The power outage and resulting evacuation of Botetourt ended up costing the College of William and Mary a total of $63,000 as of Dec. 5.
$39,000 was spent on the 171 hotel rooms rented for two nights, according to College spokesperson Suzanne Seurattan.
Most of the repair costs were handled by Dominion Energy, as the transformer that failed was their equipment,” Seurattan said in an email.
“Most of the repair costs were handled by Dominion Energy, as the transformer that failed was their equipment,” Seurattan said in an email.
The repair process consisted of both Dominion and College electricians assessing the situation and determining what would be needed for the repairs, and locating materials in the Richmond area. A new transformer, primary and secondary feeder cables, and splicing materials were all required for the repairs.
“Once the materials were on site the Dominion Energy electricians made the repairs with support from our electricians,” Seurattan said in an email. “They worked in shifts for approximately 24 hours straight to complete the repairs and re-energize the Botetourt Complex and Keck Lab.”
Spotswood Hall resident Jasmine Howard ’21 said she believed that after an initial period of confusion, the College did a good job handling the incident.
“We didn’t really know what was going on while rooms were getting assigned, like if we would be with just our roommate or in a quad or something like that,” Howard said. “I guess it’s happened before, but I was surprised at how efficient and organized it all was. They gave us our rooms in an hour or so.”

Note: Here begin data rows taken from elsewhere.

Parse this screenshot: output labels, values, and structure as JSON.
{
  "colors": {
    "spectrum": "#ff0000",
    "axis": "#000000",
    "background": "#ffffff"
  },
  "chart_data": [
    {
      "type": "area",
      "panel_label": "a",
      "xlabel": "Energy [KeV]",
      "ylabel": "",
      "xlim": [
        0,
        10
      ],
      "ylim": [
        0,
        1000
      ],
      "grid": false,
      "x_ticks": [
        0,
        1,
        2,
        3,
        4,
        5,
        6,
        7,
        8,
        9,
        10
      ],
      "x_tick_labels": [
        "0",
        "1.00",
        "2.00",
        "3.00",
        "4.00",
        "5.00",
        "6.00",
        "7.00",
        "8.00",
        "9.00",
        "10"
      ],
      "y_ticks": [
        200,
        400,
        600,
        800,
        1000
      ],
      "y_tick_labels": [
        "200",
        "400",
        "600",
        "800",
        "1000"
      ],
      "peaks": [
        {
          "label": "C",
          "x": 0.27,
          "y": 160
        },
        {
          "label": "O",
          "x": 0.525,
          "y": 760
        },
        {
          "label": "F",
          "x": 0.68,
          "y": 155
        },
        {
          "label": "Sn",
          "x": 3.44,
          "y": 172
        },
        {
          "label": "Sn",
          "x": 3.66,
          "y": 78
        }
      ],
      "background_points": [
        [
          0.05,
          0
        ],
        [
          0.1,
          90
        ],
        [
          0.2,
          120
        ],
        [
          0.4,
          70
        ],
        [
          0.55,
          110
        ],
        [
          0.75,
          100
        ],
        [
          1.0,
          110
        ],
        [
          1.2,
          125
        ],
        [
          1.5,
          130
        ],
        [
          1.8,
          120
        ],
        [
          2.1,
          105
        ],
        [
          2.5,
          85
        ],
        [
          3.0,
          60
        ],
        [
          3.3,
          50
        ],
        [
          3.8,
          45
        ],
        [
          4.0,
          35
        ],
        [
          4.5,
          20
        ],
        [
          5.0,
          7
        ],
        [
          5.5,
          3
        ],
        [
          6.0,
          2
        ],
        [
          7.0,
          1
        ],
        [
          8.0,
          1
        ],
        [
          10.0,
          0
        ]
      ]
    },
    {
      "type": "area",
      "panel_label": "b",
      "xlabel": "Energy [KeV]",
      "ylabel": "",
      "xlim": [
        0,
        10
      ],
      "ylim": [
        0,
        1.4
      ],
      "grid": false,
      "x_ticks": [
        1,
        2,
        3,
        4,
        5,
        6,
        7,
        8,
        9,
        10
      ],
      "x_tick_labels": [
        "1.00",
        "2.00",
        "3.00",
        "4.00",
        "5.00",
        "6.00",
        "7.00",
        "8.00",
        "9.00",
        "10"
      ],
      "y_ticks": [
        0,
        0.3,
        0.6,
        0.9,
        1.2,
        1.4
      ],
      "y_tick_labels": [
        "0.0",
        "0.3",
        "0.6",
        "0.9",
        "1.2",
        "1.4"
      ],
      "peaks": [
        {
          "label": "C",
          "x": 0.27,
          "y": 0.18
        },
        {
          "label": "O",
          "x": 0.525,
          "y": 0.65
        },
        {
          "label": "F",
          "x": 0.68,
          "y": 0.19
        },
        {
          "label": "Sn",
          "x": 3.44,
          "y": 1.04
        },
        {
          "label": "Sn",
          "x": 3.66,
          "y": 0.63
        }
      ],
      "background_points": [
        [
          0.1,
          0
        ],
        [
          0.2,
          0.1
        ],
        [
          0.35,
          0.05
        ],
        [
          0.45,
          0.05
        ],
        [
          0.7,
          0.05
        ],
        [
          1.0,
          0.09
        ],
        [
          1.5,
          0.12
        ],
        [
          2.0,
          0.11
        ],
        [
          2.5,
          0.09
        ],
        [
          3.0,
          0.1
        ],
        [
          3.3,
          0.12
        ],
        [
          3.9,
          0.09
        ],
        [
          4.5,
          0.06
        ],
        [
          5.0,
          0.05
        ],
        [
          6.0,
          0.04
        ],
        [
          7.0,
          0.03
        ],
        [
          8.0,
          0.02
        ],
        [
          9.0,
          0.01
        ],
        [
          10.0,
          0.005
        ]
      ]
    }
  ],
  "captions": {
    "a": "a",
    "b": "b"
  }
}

Howard also said that the most important thing was the College’s speedy repairs. The repairs were originally estimated to take between three to five days but ended up only taking around one day.
“[I do think] the school did a good job, and that’s because it only took one night,” Howard said. “If it took three to five days like they initially told us, I would’ve been really annoyed, but one night was fine.”
Seurattan explained in an email that the speedy repairs were doable due to the accessibility of necessary parts, the fact that damage was limited to the transformer and its immediate vicinity, and through the efficiency and dedication of electricians and faculty.
“It is difficult to immediately estimate the repair time without fully investigating the extent of the damage or the configuration of the electrical infrastructure,” Seurattan said. “Therefore, initial estimates for repair generally take a worst-case approach.”